Trisha pulled on Reggie’s old closet door. It refused to open all the way and, when she tried to force it, the spring-loaded pin holding it in place snapped and the door fell.
She yelped and tried to catch it, but it was no use. The closet door slammed into the wall, leaving a terrific gash where its corner carved through the wallboard.
“The hell?” her father called from the other room, and within a few moments he burst through the door. When he saw her, his eyes practically bulged from his head.
“Hi, Daddy,” she said. “My name is Trisha.”
“Hell no.” Her father waddled forward, trying to intimidate her. “You ain’t doing this to me.”
She held her ground, but looked down, suddenly embarrassed by herself. She—Reggie—had broken the second rule that had kept them safe for so many years: Never duplicate someone completely. In the past she’d always used pieces of people—eyes from a waitress who’d been kind to her; the chin of an actor she admired. This was the first time she’d copied someone whole cloth.

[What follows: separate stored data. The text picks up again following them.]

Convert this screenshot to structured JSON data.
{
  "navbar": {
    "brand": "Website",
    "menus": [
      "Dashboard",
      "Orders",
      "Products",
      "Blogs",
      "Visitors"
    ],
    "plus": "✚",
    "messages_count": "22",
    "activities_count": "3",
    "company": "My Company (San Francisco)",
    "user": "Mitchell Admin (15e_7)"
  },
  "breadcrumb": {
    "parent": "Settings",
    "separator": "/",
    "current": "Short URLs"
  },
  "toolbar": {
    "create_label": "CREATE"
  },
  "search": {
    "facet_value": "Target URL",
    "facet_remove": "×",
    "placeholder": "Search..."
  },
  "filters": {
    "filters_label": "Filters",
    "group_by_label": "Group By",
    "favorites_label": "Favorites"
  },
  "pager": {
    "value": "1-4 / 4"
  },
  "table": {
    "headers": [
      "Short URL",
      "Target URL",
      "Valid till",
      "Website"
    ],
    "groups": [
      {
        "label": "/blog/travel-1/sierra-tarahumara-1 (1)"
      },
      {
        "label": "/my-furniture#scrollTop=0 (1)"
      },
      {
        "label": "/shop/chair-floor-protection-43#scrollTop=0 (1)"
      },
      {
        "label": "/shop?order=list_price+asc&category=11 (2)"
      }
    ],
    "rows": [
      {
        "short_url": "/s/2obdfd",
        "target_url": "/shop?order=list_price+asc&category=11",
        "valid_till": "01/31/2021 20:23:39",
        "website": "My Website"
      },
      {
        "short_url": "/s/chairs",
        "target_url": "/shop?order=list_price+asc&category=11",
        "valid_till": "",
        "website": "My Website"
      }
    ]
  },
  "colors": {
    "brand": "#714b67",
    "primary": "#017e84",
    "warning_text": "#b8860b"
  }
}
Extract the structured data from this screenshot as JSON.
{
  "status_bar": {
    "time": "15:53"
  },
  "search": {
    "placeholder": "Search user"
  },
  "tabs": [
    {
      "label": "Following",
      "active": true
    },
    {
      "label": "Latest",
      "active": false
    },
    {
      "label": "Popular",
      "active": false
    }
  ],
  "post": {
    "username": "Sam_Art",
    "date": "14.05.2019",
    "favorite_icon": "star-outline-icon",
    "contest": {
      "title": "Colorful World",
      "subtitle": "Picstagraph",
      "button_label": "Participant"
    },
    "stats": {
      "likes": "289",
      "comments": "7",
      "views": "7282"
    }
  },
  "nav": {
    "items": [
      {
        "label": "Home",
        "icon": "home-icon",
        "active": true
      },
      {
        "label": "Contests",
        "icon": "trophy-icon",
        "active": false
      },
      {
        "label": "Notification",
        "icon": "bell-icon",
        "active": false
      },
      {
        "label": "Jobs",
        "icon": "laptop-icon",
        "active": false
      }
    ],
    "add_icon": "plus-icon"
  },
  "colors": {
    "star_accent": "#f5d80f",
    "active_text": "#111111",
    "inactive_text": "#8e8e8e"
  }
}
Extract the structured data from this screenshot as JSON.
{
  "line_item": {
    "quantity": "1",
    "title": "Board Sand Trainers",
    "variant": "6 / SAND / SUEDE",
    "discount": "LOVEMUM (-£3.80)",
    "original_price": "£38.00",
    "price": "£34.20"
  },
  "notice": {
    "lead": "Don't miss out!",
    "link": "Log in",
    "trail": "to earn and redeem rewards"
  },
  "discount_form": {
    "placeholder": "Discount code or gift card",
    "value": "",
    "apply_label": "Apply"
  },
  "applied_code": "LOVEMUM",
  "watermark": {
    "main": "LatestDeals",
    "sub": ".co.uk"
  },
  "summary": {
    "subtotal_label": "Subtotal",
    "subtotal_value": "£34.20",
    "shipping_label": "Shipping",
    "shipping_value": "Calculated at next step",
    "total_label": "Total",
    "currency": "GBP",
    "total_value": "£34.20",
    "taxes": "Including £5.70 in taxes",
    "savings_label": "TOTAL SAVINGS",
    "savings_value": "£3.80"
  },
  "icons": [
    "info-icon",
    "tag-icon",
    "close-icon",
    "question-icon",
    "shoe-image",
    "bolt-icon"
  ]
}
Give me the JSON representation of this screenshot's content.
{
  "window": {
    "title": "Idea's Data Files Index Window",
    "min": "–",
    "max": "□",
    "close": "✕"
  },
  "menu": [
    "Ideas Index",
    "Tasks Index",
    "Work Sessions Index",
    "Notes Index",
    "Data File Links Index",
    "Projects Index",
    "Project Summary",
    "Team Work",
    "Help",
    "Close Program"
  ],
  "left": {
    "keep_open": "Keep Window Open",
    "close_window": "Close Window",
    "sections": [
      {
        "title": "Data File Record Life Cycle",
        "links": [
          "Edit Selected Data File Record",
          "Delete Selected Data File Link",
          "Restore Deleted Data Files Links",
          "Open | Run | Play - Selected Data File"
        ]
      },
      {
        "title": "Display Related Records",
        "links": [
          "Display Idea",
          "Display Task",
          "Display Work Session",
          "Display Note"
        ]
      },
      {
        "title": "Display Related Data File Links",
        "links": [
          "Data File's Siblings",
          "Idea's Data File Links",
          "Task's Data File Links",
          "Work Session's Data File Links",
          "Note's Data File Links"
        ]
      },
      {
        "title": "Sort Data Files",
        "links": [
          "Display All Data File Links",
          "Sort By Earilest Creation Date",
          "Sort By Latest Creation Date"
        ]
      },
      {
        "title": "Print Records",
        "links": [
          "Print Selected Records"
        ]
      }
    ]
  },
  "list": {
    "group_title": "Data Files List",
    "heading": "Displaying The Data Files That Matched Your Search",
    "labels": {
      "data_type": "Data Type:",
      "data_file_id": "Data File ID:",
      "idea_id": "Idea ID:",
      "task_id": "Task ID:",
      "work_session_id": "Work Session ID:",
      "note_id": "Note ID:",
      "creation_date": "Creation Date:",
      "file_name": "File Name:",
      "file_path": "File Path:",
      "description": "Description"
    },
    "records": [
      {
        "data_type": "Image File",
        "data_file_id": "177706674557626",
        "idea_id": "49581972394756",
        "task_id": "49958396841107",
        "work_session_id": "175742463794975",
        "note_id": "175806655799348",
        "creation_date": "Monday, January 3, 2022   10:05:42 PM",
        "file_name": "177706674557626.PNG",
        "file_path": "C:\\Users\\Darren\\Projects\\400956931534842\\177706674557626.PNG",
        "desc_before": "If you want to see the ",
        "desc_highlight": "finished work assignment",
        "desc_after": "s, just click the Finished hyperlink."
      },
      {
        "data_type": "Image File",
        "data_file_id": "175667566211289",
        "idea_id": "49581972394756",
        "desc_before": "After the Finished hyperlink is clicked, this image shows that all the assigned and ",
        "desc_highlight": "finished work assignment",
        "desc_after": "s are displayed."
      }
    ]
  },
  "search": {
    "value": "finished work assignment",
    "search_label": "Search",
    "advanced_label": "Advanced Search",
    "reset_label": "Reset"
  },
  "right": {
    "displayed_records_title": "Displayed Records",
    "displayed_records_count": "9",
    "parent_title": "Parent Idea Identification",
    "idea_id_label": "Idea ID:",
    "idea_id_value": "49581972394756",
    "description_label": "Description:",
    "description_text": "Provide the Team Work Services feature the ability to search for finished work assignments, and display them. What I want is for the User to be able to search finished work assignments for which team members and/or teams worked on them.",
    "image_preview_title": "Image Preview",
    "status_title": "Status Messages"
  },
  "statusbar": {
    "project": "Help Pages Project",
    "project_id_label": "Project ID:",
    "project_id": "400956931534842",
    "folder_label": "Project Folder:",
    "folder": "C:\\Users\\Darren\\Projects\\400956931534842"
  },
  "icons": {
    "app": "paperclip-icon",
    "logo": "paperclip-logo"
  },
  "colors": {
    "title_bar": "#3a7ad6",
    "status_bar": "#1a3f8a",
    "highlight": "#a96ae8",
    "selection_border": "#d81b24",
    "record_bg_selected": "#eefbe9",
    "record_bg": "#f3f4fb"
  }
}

Daddy was right to be angry. They’d been through a lot together, she and her father. The sacrifices he’d made for her … some of them were things she couldn’t imagine doing herself. She’d never loved anyone that much.
Except maybe Georgie.
Georgie had made it clear that he didn’t like the way they were living—at the time they’d been a refugee family from Cambodia. She guessed they’d stayed too long in the ritzy part of the city before that. Georgie had gotten too used
to wealth; the transition to poverty had been too hard on him.
So, one day, without even saying “goodbye,” Georgie disappeared, taking the balance in their savings account with him. Seventy years of savings among the three of them—sixty years for Daddy alone before that.
Living the easy life had been Daddy’s idea. A way to reward his children for years of hard work. If he’d known what it would do to Georgie, her father would never have done it. And now her father seemed to despise Georgie.
And she …
She couldn’t forget her twin. She never would. She had to at least know that he was okay.
No matter what.
But her father was right—it was unfair of her to do this to him. She would never bring her family back together again. She knew that.
No, finding her brother was something she had to do for her own peace of mind.
Trisha felt stubbornness creep into her face as she raised her head. “You’re right, Daddy. I won’t do this to you.”
“Damn right.”
“But I will do this. For me.”
Her father started to shake his head, but she cut him off with a glance before he could speak.
Fierce determination. That’s what defined Trisha Palmer.
She’d said so right on that piece of paper that now made the latest page in her binder.
Her father cursed her several times, but he knew she’d made up her mind. Finally he could do nothing more that wrap his big, heavy arms around her and hold her close.
He hadn’t showered in days, judging from the smell. At first that bothered her. And then she realized how tightly he held her, the way it made it hard for her to breathe.
And she knew. He wasn’t wishing her luck. He was saying goodbye.
Tears began swelling in her eyes, and she returned the hug as hard as she could.
“Daddy, I—”
“Hush now,” he said, stroking the back of her head. “I knew this day was coming. Got a little cash-money saved away.”